A circa sette mesi dal rilascio ufficiale, Android 16 fatica a imporsi come standard dominante, raggiungendo una quota di mercato che si ferma al 7,5%.
I numeri, aggiornati al primo dicembre 2025, offrono una fotografia chiara di un ecosistema vasto ma intrinsecamente lento nell’aggiornarsi, dove l’ultima versione del software è ancora un privilegio per una minoranza, nonostante sia trascorso quasi un anno dal suo debutto.
Android 16 fa fatica a decollare

L’analisi dei dati rivela che il tasso di adozione di Android 16 è stato frenato da tempistiche di rilascio tutt’altro che immediate da parte dei grandi produttori.
Sebbene i Google Pixel abbiano ricevuto l’aggiornamento tempestivamente, altri attori cruciali del mercato hanno impiegato molto più tempo. Samsung, che detiene una fetta enorme dell’utenza Android, ha iniziato la distribuzione del suo aggiornamento basato su Android 16 solo nel mese di settembre.
Altri marchi come OPPO e OnePlus hanno spinto i loro update verso la fine del 2025, mentre realtà più piccole come Nothing hanno completato il lancio solo nella prima parte dell’anno in corso. Questo ritardo fisiologico spiega perché, nonostante la disponibilità teorica del software, la sua presenza effettiva sui terminali degli utenti sia ancora marginale.
Mentre l’ultima iterazione cerca di guadagnare terreno, è la versione precedente a detenere il primato, anche se con numeri meno schiaccianti rispetto al passato.
Android 15 risulta essere la versione più utilizzata al mondo, installata sul 19,3% dei dispositivi attivi. Tuttavia, questo dato merita una riflessione: si tratta di una percentuale inferiore rispetto a quella che solitamente caratterizza la versione leader. Basti pensare che in rilevazioni precedenti, come quella di luglio 2024, Android 13 dominava con quasi il 21%.

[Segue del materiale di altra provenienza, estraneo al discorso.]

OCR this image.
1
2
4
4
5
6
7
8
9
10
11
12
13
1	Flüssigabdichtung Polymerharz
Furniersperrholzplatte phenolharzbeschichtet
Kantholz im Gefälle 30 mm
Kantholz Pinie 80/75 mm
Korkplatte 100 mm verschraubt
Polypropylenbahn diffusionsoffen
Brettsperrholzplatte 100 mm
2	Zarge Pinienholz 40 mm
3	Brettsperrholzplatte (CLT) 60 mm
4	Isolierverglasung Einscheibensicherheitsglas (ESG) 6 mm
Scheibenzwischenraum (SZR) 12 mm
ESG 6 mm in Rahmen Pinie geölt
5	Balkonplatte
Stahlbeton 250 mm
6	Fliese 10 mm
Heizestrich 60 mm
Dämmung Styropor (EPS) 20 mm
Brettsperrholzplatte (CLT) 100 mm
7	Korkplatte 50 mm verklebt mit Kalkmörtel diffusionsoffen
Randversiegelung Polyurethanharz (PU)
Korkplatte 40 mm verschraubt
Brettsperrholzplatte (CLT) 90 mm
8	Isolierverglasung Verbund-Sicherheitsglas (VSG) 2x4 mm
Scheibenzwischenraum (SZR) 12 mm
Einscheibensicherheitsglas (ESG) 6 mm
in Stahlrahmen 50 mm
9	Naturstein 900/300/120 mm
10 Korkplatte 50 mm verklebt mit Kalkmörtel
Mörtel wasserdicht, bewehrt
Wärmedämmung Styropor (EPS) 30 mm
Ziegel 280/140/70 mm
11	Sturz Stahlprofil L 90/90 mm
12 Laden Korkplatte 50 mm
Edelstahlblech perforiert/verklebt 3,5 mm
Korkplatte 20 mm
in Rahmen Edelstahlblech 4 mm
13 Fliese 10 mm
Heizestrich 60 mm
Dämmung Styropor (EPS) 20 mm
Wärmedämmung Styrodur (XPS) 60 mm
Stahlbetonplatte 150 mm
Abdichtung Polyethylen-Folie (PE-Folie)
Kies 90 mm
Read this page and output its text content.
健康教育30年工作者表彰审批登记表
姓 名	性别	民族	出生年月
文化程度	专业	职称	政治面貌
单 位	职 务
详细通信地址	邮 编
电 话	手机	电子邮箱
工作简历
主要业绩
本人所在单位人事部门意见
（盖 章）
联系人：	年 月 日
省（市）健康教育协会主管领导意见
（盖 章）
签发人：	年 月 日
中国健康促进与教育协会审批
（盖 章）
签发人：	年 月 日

La seconda posizione è occupata da Android 14, ancora solidamente presente sul 17,2% degli smartphone, seguito a ruota da Android 13 e Android 11, che continuano a mostrare una resistenza notevole all’obsolescenza.
L’addio a KitKat e la lunga coda obsoleta
Un dettaglio significativo emerso dall’ultimo report è la definitiva scomparsa di Android 4.4 KitKat dalle statistiche ufficiali, segnando la fine di un’era per una delle versioni più longeve della storia del robottino verde.
Nonostante ciò, la cosiddetta “coda lunga” delle versioni obsolete rimane piuttosto popolata. Sommando le percentuali, una fetta consistente di utenti vive ancora con versioni datate come la 12, la 10 o addirittura la 9 (Pie), dimostrando come il ciclo di vita degli smartphone si stia allungando, spesso oltre il periodo di supporto software garantito dai produttori.
I dati raccolti da Google mostrano un quadro in evoluzione ma statico nelle sue dinamiche di fondo. La rincorsa all’ultima versione resta una gara a ostacoli, dove la diversità dell’hardware e le politiche di aggiornamento dei singoli costruttori dettano i tempi.